У нашей Кати был хороший наставник. Недавно я узнал, что начинала она работать под присмотром старшей стенографистки, которая участвовала в Нюренбергском процессе. Надо ли говорить, какая там была ответственность не только за слово, но и за каждую запятую! Наша Катя и сама воспитала и вырастила не одну классную стенографистку редакции, которые продолжили ее эстафету в стенбюро. А потом пришел его величество компьютер – и вроде как необходимость в стенографистках отпала. Пытался найти хотя бы один блокнот со стенографической «абракадаброй» нашей Кати, чтобы сохранить его для нынешних, электронно-вооруженных журналистов, но – увы! – не нашел.

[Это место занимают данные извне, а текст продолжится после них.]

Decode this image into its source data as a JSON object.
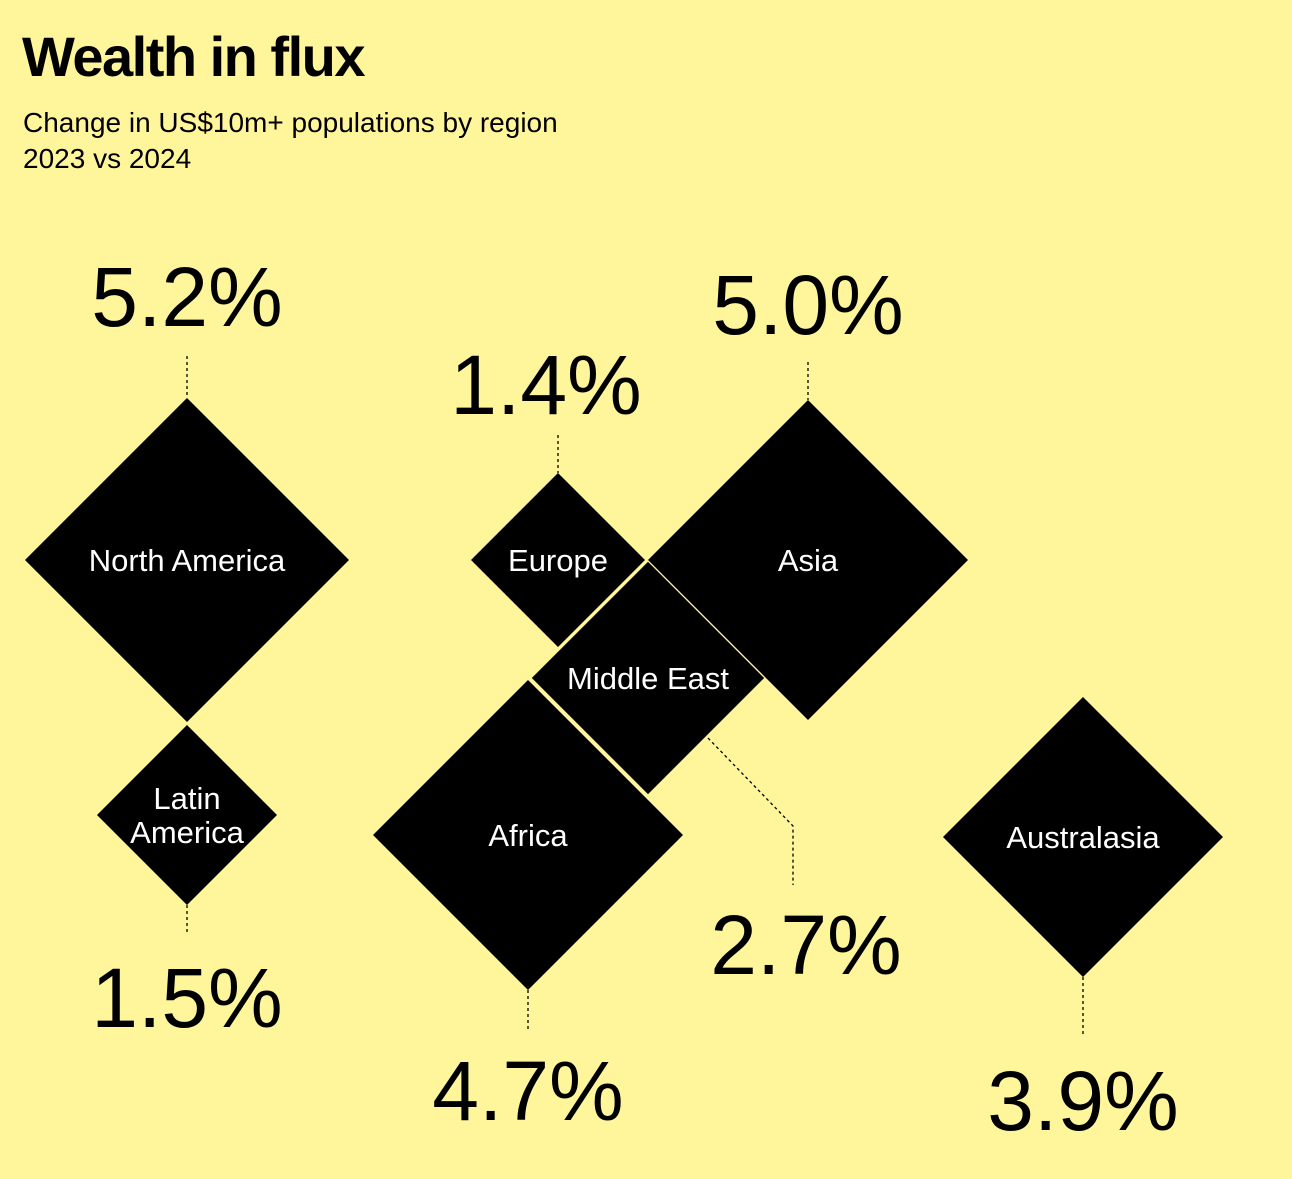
{
  "title": "Wealth in flux",
  "subtitle_line1": "Change in US$10m+ populations by region",
  "subtitle_line2": "2023 vs 2024",
  "colors": {
    "background": "#fff59b",
    "diamond": "#000000",
    "diamond_text": "#ffffff",
    "value_text": "#000000"
  },
  "chart_data": {
    "type": "diamond-map",
    "title": "Wealth in flux",
    "subtitle": "Change in US$10m+ populations by region 2023 vs 2024",
    "unit": "%",
    "regions": [
      {
        "name": "North America",
        "value": 5.2,
        "value_label": "5.2%"
      },
      {
        "name": "Latin America",
        "value": 1.5,
        "value_label": "1.5%"
      },
      {
        "name": "Europe",
        "value": 1.4,
        "value_label": "1.4%"
      },
      {
        "name": "Asia",
        "value": 5.0,
        "value_label": "5.0%"
      },
      {
        "name": "Middle East",
        "value": 2.7,
        "value_label": "2.7%"
      },
      {
        "name": "Africa",
        "value": 4.7,
        "value_label": "4.7%"
      },
      {
        "name": "Australasia",
        "value": 3.9,
        "value_label": "3.9%"
      }
    ]
  }
}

Уж пятнадцать лет минуло, как ушла наша Катя, которая не оставила после себя своих блокнотов. Зато оставила нечто большее – Память о себе, как о супер-профессионале, как о большом человеке, о чем свидетельствует и памятник своим землякам в подмосковной деревне Исаково, погибшим в огне Великой Отечественной войны, поставленный благодаря ее усилиям, и мемориальная доска с ее именем на стене школы №33 в родном городе Электроугли…
Минтруд вычеркнул из перечня профессию стенографистки. Не могу сказать: справедливо ли? Но он не в силах вычеркнуть из нашей памяти и нашу стенографистку Катю, и ее соратниц по стенбюро редакции. На мой взгляд, профессии так просто, после росчерка пера, не умирают…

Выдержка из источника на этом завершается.